Gift, wealth, estate, and/or inheritance tax

Are there any gift, wealth, estate, and/or inheritance taxes in Korea?

Inheritance and gift tax

A national tax is assessed on the value of property acquired by inheritance or gift, net of certain allowable deductions. The tax rates are progressive, up to a maximum of 50 percent for inheritance and gift tax.

Beneficiaries not domiciled in Korea are subject to tax only if the particular property is located in Korea.

Real estate tax

Are there real estate taxes in Korea?

Property tax is imposed on land, buildings, housing, ships, and aircraft by municipal government on such properties located in the cities and counties.

The property assessment date is 1 June of each year, and the payment due date is from 16 July to 30 September. Property tax on residential houses ranges from 0.1 percent to 4 percent. Luxury residences, apartments, and houses may be subject to additional property taxes that are assessed by regional tax offices.

Sales/VAT tax

Are there sales and/or value-added taxes in Korea?

Value-added tax rate is 10 percent.

Unemployment tax

Are there unemployment taxes in Korea?

Not applicable.

Other taxes

Are there additional taxes in Korea that may be relevant to the general assignee? For example, customs tax, excise tax, stamp tax, and so on. 

Securities transaction tax

A national tax is imposed on the seller of securities, generally, at a rate of 0.5 percent of the value of the securities sold. This tax is payable by the seller.

Stamp tax

In general, the national government requires that revenue stamps be affixed to specified documents including property transfer documents, loan contracts, certain receipts, and articles of incorporation. The cost of a revenue stamp ranges from KRW100 to KRW350,000, depending on the type of document and on the amount mentioned therein, if any.

Customs duties

Customs duties may be levied on goods entering Korea. The duty rates vary according to the nature of the goods.

License tax

Persons obtaining licenses under local tax law are required to pay an annual license tax for each kind of license.
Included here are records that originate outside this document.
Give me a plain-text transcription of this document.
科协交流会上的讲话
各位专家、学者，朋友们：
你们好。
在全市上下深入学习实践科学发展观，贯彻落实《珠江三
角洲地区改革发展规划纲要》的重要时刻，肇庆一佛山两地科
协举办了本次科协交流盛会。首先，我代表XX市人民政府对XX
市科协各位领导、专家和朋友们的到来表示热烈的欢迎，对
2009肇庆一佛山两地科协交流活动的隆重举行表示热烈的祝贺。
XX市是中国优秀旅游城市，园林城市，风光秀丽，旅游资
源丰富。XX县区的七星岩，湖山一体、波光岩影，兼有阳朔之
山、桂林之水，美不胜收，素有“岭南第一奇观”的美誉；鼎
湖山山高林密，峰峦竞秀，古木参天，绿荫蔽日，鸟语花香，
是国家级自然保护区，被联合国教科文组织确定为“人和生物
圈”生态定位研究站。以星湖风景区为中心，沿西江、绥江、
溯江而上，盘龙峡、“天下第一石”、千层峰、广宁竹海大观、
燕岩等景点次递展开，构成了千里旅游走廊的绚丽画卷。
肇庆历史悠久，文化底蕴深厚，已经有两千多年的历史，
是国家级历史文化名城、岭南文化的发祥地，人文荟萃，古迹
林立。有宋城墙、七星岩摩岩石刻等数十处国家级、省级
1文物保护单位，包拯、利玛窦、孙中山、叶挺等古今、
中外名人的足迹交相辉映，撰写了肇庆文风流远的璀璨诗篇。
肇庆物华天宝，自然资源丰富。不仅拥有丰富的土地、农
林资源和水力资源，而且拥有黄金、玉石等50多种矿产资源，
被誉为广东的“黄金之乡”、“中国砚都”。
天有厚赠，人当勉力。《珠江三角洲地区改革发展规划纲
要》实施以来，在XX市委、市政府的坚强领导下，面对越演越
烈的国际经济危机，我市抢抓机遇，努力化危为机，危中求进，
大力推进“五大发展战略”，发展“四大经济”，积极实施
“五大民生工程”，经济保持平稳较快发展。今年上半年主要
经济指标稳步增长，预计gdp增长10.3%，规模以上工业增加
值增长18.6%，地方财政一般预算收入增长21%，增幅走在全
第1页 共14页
The tax ranges from KRW4,500 to KRW67,500 depending on the type of license and the locality.

Resident tax

Individuals resident in Korea are assessed a per capita resident tax by their local government in the amount of KRW10,000 or less.

Individuals liable for payment of income tax in Korea are assessed an additional resident tax at the rate of 10 percent of the income tax amount.

Report of Foreign Bank and Financial Accounts

According to new tax legislation, if a resident has held foreign financial accounts and the aggregate value of cash and listed stocks held in the accounts exceed KRW1 billion in any one day during the tax year, he/she must report the information of the financial accounts to Korean tax authority.

Footnotes

1National Tax Service

2Classification of class A earned income and class B earned income is abolished, and the earned income which fell into class B earned income is prescribed in Liability for Withholding, Article 127-1(4) of the Income Tax Act. Despite the invalidity of the terms, the same process for calculation of tax and the annual tax return is applied continuously. As a result, we keep maintaining and using those terms, Class A and B.

3The rate is 20.9 percent including resident tax with the extended sunset clause for another two years.

4Certain tax authorities adopt an ‘economic employer’ approach to interpreting Article 15 of the OECD model treaty which deals with the Dependent Services Article. In summary, this means that if an employee is assigned to work for an entity in the host country for a period of less than 183 days in the fiscal year (or, a calendar year of a 12-month period), the employee remains employed by the home country employer but the employee’s salary and costs are recharged to the host entity, then the host country tax authority will treat the host entity as being the "economic employer" and therefore the employer for the purposes of interpreting Article 15. In this case, Article 15 relief would be denied and the employee would be subject to tax in the host country.

5For example, an employee can be physically present in the country for up to 60 days before the tax authorities will apply the ‘economic employer’ approach.

6According to the amended 2017 Special Tax Treatment Control Law, the sunset clause of the flat tax rate application as of December 31, 2016, is being extended, but the flat tax rate is raised from 17 percent to 19 percent (i.e., 18.7 percent to 20.9 percent including local income tax) effective from January 1, 2017.

Under the new changes, foreign workers (except for foreign workers who have a “special relationship” with the employing entity) initially starting work in South Korea before December 31, 2018, can elect to have the 19-percent flat tax rate (20.9 percent including local income tax) apply for five consecutive tax years from the initial commencement of employment/assignment in Korea on the income earned while working in South Korea.

Foreign workers who started working in South Korea before January 1, 2014, and who are not subject to the five-year limitation according to the pertinent by-laws can elect to have the flat tax rate apply through December 31, 2018.

7In addition to the income tax, taxpayers are also liable for resident tax. Therefore, the overall flat rate will be 20.9 percent inclusive of local income tax. For the same reason, the overall graduated rates range between 6.6 percent and 44 percent under the regular method of tax calculation.

8Higher deductions are available for the main home of a taxpayer who owns no other residential property. In such a case, the applicable deduction rates range between 24 percent and 80 percent.

9Earned income derived from an equity-based compensation plan of a foreign related company used to be classified as Class B income regardless of the costs being recharged to the local entity. The reason for this was the corporate tax deduction was not allowed for such recharged costs at the local company. Under the terms of the revised corporate income tax regulations dated 18 February 2010, such recharged costs can be deducted from the local entity’s taxable income if the conditions set forth in Article 19 of the Presidential Enforcement Decree to the Corporate Income Tax Law are satisfied. Class B income is not subject to payroll tax withholding whereas Class A income is subject to the mandatory income tax and social securities withholding. The withholding and reporting obligation is imposed on the local employer who needs to report and remit the taxes by the 10th day of the month following the month in which the taxable event occurs.

10Sample calculation generated by Samjong Accounting Corp., the Korea member firm of KPMG International, based on the Ibid.

11Flat tax rates are applied since it resulted in lower tax liability.

12It is calculated based on the assumption that the flat tax rule is available to the individual.